In my reading through The New Oxford Book of English Verse (which I occasionally write about here) I have encountered this theme often enough that I have decided to track it through the year. I rather suspect that as the chronology of English poems marches into and beyond the 18th century, this theme will – er, ahem – die out.

Eighteen-year-olds don’t get this, and thirty-year-olds don’t want to. We protect children from the very notion of death and especially of their own death. (Though our forebears had no such scruples: see the children’s hymns of Isaac Watts and Cecil Frances Alexander, which now to many seem downright sadistic, or at best macabre.) But our forebears may have been on to something: if we live with our end in view, we may just perhaps live better.
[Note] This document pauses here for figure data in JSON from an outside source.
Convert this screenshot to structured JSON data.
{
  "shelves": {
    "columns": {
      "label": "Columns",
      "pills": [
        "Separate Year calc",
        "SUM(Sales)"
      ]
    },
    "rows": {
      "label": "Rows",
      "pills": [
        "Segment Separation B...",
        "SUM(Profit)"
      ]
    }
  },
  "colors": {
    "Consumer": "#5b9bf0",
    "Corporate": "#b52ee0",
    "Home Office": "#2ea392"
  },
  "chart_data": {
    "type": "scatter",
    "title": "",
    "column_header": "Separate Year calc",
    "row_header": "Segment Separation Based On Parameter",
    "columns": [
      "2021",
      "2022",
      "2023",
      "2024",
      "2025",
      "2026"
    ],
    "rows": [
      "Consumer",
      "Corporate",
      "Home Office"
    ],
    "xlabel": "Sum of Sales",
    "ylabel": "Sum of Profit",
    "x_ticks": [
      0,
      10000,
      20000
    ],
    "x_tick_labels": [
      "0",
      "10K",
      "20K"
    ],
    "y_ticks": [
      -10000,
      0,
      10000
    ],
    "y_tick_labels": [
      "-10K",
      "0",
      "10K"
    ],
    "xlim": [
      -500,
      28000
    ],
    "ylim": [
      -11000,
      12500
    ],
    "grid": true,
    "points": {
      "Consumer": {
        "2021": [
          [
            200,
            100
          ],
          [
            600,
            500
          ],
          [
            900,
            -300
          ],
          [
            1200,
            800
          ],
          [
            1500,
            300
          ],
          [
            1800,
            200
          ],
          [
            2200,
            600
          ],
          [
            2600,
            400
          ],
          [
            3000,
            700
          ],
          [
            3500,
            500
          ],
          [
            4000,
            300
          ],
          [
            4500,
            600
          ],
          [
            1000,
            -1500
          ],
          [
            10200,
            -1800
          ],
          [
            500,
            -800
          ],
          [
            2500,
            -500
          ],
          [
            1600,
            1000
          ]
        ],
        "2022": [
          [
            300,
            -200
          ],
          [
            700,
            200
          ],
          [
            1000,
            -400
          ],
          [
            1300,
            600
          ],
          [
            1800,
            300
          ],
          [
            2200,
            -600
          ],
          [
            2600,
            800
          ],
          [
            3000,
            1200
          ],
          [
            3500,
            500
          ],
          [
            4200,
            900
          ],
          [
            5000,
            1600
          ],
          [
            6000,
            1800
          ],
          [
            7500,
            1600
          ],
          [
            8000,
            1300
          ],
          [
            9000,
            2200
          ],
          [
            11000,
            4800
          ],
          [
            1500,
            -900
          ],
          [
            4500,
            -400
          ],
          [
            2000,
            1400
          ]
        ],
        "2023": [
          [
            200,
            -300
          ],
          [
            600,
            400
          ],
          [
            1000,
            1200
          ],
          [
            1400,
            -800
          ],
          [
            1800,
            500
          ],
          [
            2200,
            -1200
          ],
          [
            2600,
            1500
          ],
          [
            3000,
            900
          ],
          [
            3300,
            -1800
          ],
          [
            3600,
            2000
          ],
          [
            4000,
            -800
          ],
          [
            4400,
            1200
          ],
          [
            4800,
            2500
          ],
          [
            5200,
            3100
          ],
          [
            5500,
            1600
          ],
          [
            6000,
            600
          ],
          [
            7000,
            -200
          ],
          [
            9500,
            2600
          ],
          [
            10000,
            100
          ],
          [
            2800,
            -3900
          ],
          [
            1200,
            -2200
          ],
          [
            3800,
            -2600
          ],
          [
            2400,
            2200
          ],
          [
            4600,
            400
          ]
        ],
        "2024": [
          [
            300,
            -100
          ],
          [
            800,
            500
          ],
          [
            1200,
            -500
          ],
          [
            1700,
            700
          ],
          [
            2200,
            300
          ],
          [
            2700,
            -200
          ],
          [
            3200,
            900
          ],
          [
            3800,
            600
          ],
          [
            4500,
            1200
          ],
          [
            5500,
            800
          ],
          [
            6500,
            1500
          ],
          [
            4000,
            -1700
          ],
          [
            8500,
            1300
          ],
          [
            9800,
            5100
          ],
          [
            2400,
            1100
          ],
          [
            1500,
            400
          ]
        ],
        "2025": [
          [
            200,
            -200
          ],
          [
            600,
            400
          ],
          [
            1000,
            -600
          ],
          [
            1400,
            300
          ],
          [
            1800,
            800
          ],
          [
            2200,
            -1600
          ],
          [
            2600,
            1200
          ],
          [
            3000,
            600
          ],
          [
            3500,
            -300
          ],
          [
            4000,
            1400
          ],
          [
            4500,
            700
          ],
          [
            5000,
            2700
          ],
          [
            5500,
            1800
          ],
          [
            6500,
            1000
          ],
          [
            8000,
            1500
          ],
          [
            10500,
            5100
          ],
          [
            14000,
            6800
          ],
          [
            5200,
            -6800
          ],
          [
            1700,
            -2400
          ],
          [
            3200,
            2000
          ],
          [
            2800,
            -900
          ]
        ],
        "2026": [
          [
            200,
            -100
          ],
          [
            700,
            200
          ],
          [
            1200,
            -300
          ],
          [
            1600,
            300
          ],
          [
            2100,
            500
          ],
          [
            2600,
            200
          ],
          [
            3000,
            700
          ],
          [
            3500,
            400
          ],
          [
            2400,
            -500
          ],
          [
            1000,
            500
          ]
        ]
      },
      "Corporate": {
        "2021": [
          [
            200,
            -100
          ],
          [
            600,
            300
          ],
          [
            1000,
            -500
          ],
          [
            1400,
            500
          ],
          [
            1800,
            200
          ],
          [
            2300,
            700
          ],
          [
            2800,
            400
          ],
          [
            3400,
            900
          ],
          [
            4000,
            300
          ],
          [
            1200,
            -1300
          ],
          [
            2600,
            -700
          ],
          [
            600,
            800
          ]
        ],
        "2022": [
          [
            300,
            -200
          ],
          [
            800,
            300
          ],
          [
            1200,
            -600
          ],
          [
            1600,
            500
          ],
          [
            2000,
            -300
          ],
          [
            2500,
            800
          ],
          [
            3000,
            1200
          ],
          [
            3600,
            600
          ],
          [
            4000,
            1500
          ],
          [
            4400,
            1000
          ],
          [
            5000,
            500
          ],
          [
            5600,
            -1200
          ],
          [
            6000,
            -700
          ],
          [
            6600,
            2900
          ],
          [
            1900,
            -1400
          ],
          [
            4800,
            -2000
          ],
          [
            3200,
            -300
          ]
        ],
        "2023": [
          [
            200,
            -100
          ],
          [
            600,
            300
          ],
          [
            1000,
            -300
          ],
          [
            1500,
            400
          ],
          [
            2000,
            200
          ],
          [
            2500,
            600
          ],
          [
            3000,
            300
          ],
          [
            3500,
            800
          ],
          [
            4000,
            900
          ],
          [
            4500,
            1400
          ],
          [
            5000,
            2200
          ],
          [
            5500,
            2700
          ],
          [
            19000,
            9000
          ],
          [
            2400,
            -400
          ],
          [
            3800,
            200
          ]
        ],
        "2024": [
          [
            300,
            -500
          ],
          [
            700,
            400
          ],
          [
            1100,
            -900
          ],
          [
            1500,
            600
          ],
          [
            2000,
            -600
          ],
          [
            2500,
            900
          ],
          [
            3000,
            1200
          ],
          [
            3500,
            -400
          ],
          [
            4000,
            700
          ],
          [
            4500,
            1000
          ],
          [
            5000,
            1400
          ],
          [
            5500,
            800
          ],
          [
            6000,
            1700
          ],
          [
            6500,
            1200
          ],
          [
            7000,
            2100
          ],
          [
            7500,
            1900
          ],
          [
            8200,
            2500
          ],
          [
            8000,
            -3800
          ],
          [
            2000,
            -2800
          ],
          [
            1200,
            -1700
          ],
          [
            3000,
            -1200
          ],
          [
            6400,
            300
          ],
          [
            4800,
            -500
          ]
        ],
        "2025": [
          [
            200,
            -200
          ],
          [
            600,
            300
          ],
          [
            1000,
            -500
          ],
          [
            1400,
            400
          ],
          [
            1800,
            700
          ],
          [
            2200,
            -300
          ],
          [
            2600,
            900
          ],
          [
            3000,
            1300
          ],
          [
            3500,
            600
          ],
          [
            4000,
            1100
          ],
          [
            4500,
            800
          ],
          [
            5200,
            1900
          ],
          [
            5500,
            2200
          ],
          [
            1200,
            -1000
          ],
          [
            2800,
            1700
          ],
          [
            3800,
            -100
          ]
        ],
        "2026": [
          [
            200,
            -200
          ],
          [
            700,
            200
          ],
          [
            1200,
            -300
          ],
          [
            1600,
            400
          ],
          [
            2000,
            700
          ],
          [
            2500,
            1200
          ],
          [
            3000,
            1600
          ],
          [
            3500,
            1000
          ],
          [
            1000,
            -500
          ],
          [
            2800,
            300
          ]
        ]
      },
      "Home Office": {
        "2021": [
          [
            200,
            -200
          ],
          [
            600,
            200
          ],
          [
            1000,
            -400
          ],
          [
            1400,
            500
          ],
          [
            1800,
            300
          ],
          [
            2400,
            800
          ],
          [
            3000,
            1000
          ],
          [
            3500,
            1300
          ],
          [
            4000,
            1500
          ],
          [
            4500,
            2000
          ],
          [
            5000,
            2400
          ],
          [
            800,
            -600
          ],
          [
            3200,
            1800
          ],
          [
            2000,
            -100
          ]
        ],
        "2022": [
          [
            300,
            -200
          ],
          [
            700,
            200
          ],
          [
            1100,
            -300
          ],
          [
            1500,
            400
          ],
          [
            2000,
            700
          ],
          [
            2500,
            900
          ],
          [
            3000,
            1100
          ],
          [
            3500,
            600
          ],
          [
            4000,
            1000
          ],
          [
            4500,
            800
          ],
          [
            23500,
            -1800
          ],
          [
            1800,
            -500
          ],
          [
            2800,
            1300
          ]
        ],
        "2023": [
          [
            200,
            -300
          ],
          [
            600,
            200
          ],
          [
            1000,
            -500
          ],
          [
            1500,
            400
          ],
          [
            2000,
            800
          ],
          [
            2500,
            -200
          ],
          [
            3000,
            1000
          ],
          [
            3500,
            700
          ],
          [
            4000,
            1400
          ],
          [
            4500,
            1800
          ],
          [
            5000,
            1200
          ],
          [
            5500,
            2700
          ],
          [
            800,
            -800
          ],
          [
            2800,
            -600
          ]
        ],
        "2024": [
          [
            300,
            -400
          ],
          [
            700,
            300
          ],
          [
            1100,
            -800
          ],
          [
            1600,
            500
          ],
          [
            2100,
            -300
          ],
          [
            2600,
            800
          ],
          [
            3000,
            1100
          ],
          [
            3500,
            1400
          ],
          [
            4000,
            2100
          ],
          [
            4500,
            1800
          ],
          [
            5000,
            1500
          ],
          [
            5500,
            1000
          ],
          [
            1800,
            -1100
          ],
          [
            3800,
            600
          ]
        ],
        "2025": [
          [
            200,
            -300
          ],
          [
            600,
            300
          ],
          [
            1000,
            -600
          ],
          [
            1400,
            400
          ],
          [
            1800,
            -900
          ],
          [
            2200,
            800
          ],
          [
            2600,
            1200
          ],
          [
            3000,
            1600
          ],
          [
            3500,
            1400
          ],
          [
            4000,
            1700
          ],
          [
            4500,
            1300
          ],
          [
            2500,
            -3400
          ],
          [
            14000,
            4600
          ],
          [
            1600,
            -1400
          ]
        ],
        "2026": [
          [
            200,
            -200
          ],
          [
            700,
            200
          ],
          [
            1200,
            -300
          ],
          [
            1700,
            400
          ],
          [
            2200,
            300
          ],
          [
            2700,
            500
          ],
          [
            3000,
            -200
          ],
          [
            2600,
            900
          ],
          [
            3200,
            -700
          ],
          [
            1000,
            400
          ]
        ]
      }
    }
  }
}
And that is at least one part of what Lent is about. I won’t be writing a Lenten series, but there’s a Lenten thought for me. And to that end, here is an appropriately themed poem which seems apt for this season. It was part of my Oxford poetry reading this morning:

Death, be not proud, though some have called thee
Mighty and dreadful, for thou art not so;
For those whom thou think'st thou dost overthrow
Die not, poor Death, nor yet canst thou kill me.
From rest and sleep, which but thy pictures be,
Much pleasure; then from thee much more must flow,
And soonest our best men with thee do go,
Rest of their bones, and soul's delivery.
Thou art slave to fate, chance, kings, and desperate men,
And dost with poison, war, and sickness dwell,
And poppy or charms can make us sleep as well
And better than thy stroke; why swell'st thou then?
One short sleep past, we wake eternally
And death shall be no more; Death, thou shalt die.